Whitespace can confuse StringMatchingRecommender

inception-project / inception

INCEpTION provides a semantic annotation platform offering intelligent annotation assistance and knowledge management.

https://inception-project.github.io

Apache License 2.0

593 stars 151 forks source link

Whitespace can confuse StringMatchingRecommender #910

Closed reckart closed 5 years ago

reckart commented 5 years ago

Describe the bug If the StringMatchingRecommender learns that John Smith is a person, it won't predict that John\tSmith is a person as well.

To Reproduce Steps to reproduce the behavior:

Import John Smith John\tSmith and test.

Expected behavior The kind of whitespace which separates tokens should not confuse the recommender.

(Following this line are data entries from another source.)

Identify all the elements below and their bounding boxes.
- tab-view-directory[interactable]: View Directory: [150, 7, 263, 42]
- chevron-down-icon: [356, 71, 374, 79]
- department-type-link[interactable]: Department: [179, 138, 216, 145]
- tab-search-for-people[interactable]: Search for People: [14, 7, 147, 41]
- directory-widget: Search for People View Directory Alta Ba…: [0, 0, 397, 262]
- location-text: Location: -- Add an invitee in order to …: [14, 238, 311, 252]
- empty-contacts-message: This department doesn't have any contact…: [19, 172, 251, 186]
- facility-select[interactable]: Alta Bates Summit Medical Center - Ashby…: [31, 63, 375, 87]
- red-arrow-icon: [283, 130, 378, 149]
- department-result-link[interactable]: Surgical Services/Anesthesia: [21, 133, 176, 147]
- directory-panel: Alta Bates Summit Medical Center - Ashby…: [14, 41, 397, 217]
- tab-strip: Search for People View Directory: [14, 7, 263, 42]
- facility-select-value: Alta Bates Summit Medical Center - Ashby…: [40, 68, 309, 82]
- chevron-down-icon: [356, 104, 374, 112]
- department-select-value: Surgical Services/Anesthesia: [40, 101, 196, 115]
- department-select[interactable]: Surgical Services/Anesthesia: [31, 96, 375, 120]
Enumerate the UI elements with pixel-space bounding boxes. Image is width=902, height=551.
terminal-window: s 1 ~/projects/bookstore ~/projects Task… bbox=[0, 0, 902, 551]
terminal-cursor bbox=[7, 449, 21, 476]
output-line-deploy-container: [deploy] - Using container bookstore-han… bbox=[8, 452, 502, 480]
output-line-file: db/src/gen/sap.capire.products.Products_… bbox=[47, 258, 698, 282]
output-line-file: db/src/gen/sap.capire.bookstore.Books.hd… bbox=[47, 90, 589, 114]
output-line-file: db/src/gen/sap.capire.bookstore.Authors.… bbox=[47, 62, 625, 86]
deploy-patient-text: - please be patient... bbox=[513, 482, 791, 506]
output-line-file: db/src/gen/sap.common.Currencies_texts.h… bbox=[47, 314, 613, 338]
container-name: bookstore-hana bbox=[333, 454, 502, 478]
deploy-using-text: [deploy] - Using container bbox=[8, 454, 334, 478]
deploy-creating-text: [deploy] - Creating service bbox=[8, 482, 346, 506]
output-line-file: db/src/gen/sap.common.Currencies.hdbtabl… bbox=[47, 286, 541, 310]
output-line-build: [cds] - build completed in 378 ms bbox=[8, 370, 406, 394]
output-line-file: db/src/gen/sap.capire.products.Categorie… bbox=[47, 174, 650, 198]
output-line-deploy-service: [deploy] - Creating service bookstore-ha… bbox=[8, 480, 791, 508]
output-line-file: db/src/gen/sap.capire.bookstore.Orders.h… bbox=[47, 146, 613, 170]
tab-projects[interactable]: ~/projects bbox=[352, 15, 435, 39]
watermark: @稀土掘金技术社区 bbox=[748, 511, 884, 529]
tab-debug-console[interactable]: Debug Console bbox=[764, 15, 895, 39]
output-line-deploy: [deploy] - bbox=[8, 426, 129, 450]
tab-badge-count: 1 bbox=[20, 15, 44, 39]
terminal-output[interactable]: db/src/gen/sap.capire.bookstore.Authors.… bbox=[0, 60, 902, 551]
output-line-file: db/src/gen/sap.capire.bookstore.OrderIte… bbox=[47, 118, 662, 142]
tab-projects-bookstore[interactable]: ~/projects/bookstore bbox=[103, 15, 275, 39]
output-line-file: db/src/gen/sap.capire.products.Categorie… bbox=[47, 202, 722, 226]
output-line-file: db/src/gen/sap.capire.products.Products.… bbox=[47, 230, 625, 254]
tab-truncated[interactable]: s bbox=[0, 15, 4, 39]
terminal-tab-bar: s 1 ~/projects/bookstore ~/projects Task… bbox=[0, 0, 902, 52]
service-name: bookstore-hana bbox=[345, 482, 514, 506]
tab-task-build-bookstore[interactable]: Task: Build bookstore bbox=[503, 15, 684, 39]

Please complete the following information:

Version and build ID: 4a9f918d75a0ac64af72dbc61b0398c61860f8e2

jcklie commented 5 years ago

Dont we normalize whitespace somewhere?

reckart commented 5 years ago

Not at the level of the document text that is in the CAS. The CAS contains whatever whitespace the original document contained (and which passed through the DKPro Core Reader). We do a bit of normalization e.g. when sending text to brat.

reckart commented 5 years ago

Note, for other recommenders, this shouldn't be a problem because they operate on Tokens and Tokens normally don't include whitespace. But the StringMatchingRecommender operates directly on the CAS document text.

jcklie commented 5 years ago

What happens if we would introduce the sentence level recommender in #590 ? Do we get the bad whitespace from the sentence?

reckart commented 5 years ago

Well - normally a recommender would operate on tokens, not on the base text. But for the StringMatchingRecommender, it is actually easier applying the Trie directly to the base text instead of first constructing a string from the tokens.

reckart commented 5 years ago

@Rentier for a sentence-level recommender cf. OpenNlpDoccatRecommender.